A study done at the University of Rhode Island indicates the average 8-18 year old spends almost 11 hours a day exposed to media of some kind. All these hours spent in front of a screen often affect any person’s perception of what’s popular and what traits are desirable. This can alter a child’s sense of identity, especially if they’re not socializing much with other children. In other words, kids are may end up learning more about people through media rather than through real life interactions, effectively molding their identity to fit into these fictional depictions of society.
Another serious concern related to this issue is childhood obesity, which has emerged as a distinct, modern problem with media and electronic entertainment taking the place of physical activity. Online gaming in some ways has addressed this issue where children hang out socially through a different medium. Games like Pokemon Go or Just Dance encourage kids to not only engage in physical activity, but also serve as an incentive for kids to interact with one another. While attempts like these are well-intentioned and definitely a step in the right direction, they are no substitute for the type of physical activity shared between kids of previous generations.

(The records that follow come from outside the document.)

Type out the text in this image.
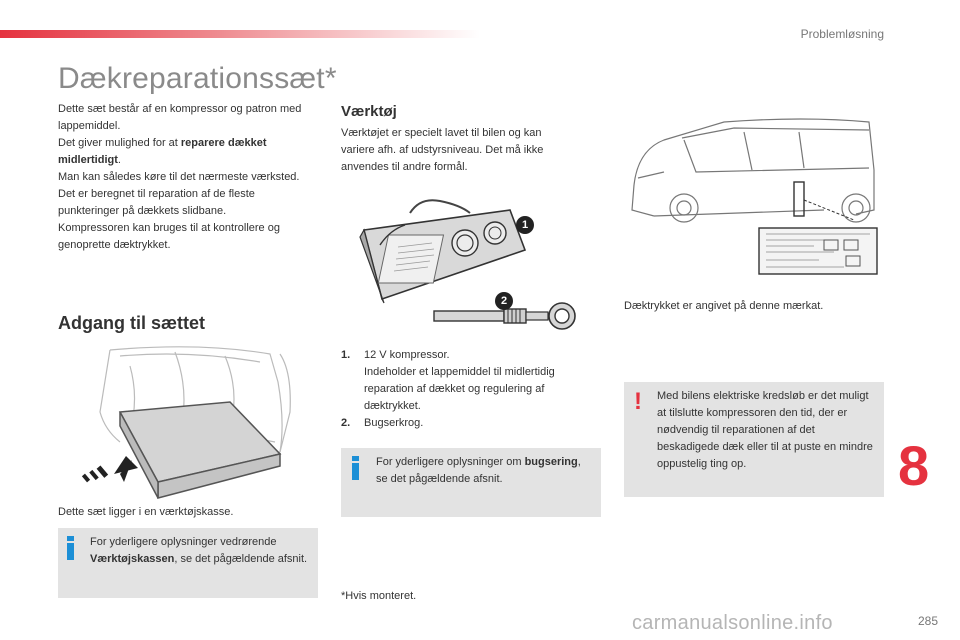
Problemløsning
Dækreparationssæt*
Dette sæt består af en kompressor og patron med lappemiddel.
Det giver mulighed for at reparere dækket midlertidigt.
Man kan således køre til det nærmeste værksted.
Det er beregnet til reparation af de fleste punkteringer på dækkets slidbane.
Kompressoren kan bruges til at kontrollere og genoprette dæktrykket.
Adgang til sættet
Dette sæt ligger i en værktøjskasse.
For yderligere oplysninger vedrørende Værktøjskassen, se det pågældende afsnit.
Værktøj
Værktøjet er specielt lavet til bilen og kan variere afh. af udstyrsniveau. Det må ikke anvendes til andre formål.
1
2
1.	12 V kompressor.
Indeholder et lappemiddel til midlertidig reparation af dækket og regulering af dæktrykket.
2.	Bugserkrog.
For yderligere oplysninger om bugsering, se det pågældende afsnit.
*Hvis monteret.
Dæktrykket er angivet på denne mærkat.
! Med bilens elektriske kredsløb er det muligt at tilslutte kompressoren den tid, der er nødvendig til reparationen af det beskadigede dæk eller til at puste en mindre oppustelig ting op.	8
285
carmanualsonline.info
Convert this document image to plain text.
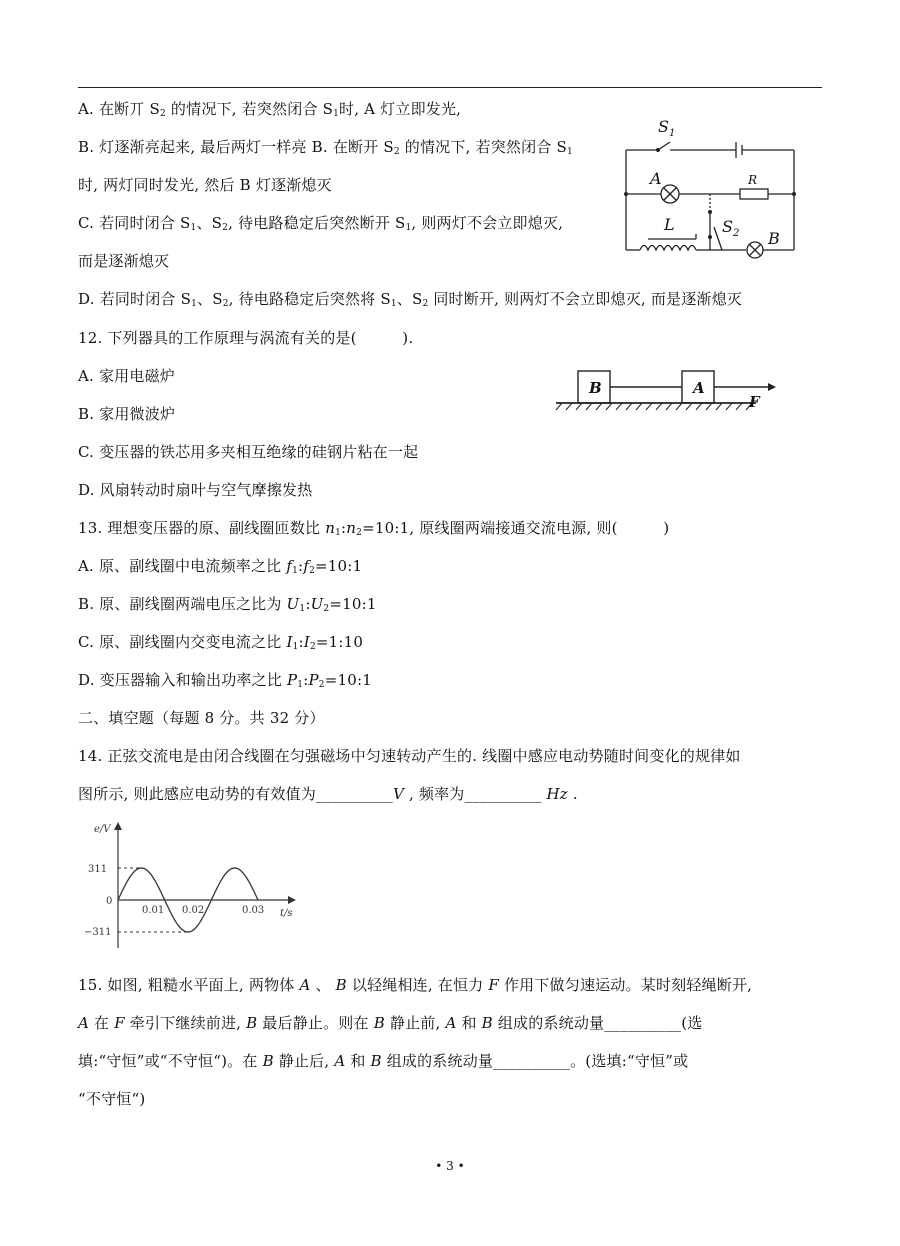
A. 在断丌 $S_2$ 的情况下, 若突然闭合 $S_1$时, A 灯立即发光,
B. 灯逐渐亮起来, 最后两灯一样亮 B. 在断开 $S_2$ 的情况下, 若突然闭合 $S_1$
时, 两灯同时发光, 然后 B 灯逐渐熄灭
C. 若同时闭合 $S_1$、$S_2$, 待电路稳定后突然断开 $S_1$, 则两灯不会立即熄灭,
而是逐渐熄灭
D. 若同时闭合 $S_1$、$S_2$, 待电路稳定后突然将 $S_1$、$S_2$ 同时断开, 则两灯不会立即熄灭, 而是逐渐熄灭
$S_1$
A	R
L	$S_2$ B
12. 下列器具的工作原理与涡流有关的是(　　　).
A. 家用电磁炉
B. 家用微波炉
C. 变压器的铁芯用多夹相互绝缘的硅钢片粘在一起
D. 风扇转动时扇叶与空气摩擦发热
B	A
F
13. 理想变压器的原、副线圈匝数比 $n_1:n_2=10:1$, 原线圈两端接通交流电源, 则(　　　)
A. 原、副线圈中电流频率之比 $f_1:f_2=10:1$
B. 原、副线圈两端电压之比为 $U_1:U_2=10:1$
C. 原、副线圈内交变电流之比 $I_1:I_2=1:10$
D. 变压器输入和输出功率之比 $P_1:P_2=10:1$
二、填空题（每题 8 分。共 32 分）
14. 正弦交流电是由闭合线圈在匀强磁场中匀速转动产生的. 线圈中感应电动势随时间变化的规律如
图所示, 则此感应电动势的有效值为__________V , 频率为__________ Hz .
e/V
t/s
311
0
−311
0.01 0.02	0.03
15. 如图, 粗糙水平面上, 两物体 A 、 B 以轻绳相连, 在恒力 F 作用下做匀速运动。某时刻轻绳断开,
A 在 F 牵引下继续前进, B 最后静止。则在 B 静止前, A 和 B 组成的系统动量__________(选
填:“守恒”或“不守恒“)。在 B 静止后, A 和 B 组成的系统动量__________。(选填:“守恒”或
“不守恒“)
• 3 •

In addition to these two main problems, there are also other concerns like depictions of violence in media, and inappropriate content like pornography being out there, as well.
This brings up a conundrum which many parents and teacher are currently facing: The modern world requires tech literacy, yet tech can so easily become detrimental to a kid’s social and physical development.
Given that this a relatively new phenomenon, how should we handle this problem, when there isn’t any precedent for us to refer to?
Cornelia Brunner, a researcher with 30 years experience in education technology believes the answer is balance. She embraces media’s role in the development of kids and thinks that kids who spend time with it will have an advantage in the workplace as adults. However, she says that kids will only benefit from technology as long as that growth doesn’t come at the cost of other areas of development like teamwork and a sense of identity. She believes that in order to achieve balance at an early age, parents should limit their children’s use of media, ensuring it doesn’t take the place of in-person social and physical activities.
One recommendation is directing kids towards resources that teach them, rather than amuse them. An example of this is Scratch, a new web interface developed specifically for kids by MIT to help them learn programming literacy. Its drag and drop interface helps kids learn how to program intuitively.
By pursuing activities like Scratch kids learn valuable skills and develop time management and a sense of their own abilities. In the end, parents ultimately decide how young children spend their time, and it’s up to them to direct kids towards more productive activities like Scratch or real physical activity and away from useless media.